Things seem bleak, but currently we’re still hanging on, maybe by a tooth, to leading the world in science. This is in large part because of philanthropy. We have unique institutions and unique ways of thinking in the U.S. that almost do not exist anywhere else in the world. A lot of people are doing amazing things with the fortunes they’ve inherited or developed, and that’s the backbone of how we move science forward. People think it’s government funding. Government funding sort of fills in the backbone, builds our infrastructure—without [funding for] indirect costs, I can’t pay for my building, my electricity, the human resources people, anything. The infrastructure of science is just as critical as the funding for new ideas, but we have a great combination of government and philanthropic funding because people do believe in putting money in science.
People are also excited about new computing tools. It’s hard to imagine how powerful computers will become. It’s been more than 25 years since we sequenced the first human genome, and we now have whole new tools to start it over again the right way.
What do you mean by doing sequencing “the right way”?
We all had these great dreams 25 years ago, and they got sort of subverted by geneticists being sure that changes in a single nucleotide base, or letter, of DNA explained everything in the genetic code. Which they don’t.
It’s taken 25 years to realize how faulty that notion is. The NIH chose just to fund the sequencing of more genomes instead of trying to understand your complete set of observable traits. Sequencing more genomes tells us a lot about ancestry and history. It doesn’t tell you the shape of your face, the spectrum your brain will function at, or your genetic susceptibility to environmental interactions, disease or wellness.
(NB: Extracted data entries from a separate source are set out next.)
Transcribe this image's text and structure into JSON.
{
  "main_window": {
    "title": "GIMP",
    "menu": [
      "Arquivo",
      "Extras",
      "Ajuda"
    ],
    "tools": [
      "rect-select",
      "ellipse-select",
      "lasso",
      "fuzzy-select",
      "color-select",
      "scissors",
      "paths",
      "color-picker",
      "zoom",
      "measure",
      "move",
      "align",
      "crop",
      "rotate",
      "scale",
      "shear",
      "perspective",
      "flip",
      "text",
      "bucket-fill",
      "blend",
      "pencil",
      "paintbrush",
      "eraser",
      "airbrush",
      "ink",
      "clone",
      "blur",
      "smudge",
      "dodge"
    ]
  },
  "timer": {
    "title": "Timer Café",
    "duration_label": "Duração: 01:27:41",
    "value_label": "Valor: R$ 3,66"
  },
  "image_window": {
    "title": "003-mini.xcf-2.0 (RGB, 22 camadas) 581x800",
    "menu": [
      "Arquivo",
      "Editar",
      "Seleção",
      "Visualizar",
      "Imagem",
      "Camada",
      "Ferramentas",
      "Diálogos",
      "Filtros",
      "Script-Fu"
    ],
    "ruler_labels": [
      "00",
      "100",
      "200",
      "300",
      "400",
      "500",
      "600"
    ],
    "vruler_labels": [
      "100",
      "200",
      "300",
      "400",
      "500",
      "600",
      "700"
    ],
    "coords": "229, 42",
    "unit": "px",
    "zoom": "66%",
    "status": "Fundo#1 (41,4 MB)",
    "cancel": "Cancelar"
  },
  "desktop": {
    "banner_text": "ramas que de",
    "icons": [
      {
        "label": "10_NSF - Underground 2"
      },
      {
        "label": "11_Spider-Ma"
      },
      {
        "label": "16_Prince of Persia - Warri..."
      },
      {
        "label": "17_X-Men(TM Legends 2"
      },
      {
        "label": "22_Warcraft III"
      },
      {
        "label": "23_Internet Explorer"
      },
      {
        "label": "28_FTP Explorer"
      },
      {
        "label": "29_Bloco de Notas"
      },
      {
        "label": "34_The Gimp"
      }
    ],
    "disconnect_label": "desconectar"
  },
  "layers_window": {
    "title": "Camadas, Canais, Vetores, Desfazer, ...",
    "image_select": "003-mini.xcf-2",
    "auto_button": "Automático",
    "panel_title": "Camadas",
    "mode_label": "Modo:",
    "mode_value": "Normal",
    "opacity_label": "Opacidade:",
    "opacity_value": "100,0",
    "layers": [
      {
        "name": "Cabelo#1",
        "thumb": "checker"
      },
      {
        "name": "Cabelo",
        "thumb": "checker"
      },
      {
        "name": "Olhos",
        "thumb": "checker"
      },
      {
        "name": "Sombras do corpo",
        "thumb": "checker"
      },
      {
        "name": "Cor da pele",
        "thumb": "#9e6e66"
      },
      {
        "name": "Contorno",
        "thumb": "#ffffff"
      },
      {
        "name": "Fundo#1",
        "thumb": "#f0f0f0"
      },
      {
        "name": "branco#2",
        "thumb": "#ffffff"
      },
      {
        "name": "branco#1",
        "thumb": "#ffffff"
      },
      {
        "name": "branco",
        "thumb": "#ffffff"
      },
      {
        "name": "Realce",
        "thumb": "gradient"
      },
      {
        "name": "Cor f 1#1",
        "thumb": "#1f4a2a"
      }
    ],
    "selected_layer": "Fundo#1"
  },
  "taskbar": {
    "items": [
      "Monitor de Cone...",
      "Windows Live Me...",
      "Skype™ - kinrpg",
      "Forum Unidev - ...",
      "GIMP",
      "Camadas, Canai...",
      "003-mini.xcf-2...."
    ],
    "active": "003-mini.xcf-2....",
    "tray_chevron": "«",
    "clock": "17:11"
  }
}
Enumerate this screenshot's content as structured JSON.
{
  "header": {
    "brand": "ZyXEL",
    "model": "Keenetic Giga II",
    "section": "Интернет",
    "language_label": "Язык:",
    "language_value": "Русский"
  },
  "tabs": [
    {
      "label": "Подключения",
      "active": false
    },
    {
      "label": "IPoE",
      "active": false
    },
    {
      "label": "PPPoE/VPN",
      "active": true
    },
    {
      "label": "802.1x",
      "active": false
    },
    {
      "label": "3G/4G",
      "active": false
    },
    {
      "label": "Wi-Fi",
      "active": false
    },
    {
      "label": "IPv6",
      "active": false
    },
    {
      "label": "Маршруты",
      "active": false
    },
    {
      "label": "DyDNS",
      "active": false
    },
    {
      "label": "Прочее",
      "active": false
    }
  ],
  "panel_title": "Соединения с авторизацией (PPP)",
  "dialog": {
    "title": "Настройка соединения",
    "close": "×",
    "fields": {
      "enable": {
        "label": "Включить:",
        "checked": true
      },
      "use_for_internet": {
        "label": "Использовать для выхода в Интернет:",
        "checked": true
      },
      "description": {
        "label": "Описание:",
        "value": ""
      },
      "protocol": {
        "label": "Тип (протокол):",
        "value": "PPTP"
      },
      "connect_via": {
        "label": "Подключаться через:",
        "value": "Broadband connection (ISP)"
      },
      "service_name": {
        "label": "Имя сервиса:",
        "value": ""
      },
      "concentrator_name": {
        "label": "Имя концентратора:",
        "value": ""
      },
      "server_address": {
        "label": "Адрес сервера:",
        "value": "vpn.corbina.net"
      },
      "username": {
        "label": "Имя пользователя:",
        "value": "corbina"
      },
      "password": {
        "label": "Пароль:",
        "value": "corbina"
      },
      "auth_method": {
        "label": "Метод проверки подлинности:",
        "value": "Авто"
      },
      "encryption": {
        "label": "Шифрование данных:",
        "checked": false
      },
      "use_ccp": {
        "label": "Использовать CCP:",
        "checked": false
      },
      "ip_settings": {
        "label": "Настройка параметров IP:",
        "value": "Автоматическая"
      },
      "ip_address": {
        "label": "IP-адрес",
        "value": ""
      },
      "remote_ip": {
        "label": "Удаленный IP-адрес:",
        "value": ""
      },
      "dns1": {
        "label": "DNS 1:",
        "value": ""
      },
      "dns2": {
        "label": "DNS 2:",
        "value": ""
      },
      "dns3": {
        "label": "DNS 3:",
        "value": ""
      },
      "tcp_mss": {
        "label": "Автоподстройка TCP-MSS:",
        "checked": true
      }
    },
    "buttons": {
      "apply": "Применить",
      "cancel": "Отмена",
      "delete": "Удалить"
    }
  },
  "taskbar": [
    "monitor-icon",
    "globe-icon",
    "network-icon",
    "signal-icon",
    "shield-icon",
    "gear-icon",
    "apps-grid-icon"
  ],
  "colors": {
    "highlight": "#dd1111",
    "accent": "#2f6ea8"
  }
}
This is where AI can be helpful—taking all the information we could know about an individual and relating it back to their genome. We’ll be able to do this tens, hundreds of thousands, millions of times faster as the tools get better. The tools still have to be developed, but that’s why I’m optimistic. What we dreamed about 25 years ago is now doable.
How have AI and new technology changed the field of genomics in the past few years?
Just in the past few months, even. It’s the mathematical tools. It’s the AI. It’s just the fundamental change in computing. In 1999 I built the third-largest civilian computer in the world. It was one and a half teraflops. It filled two giant rooms. Now you can have a laptop that’s much more powerful than that. Computing technology, memory, large language models, and other new tools we now have can find associations between things that the human eye can’t readily discern.
In genomics, we used to get just a collection of fragments. Now we can have complete genomes. We can understand your mother’s genome, your father’s genome. It’s called the diploid genome. In January we started a company called Diploid Genomics, Inc., to deploy genomics to really start to understand humanity at its most basic level. We’re calling it genome 2.0. I never thought it would take 25 years to get here, but some things move more slowly than others.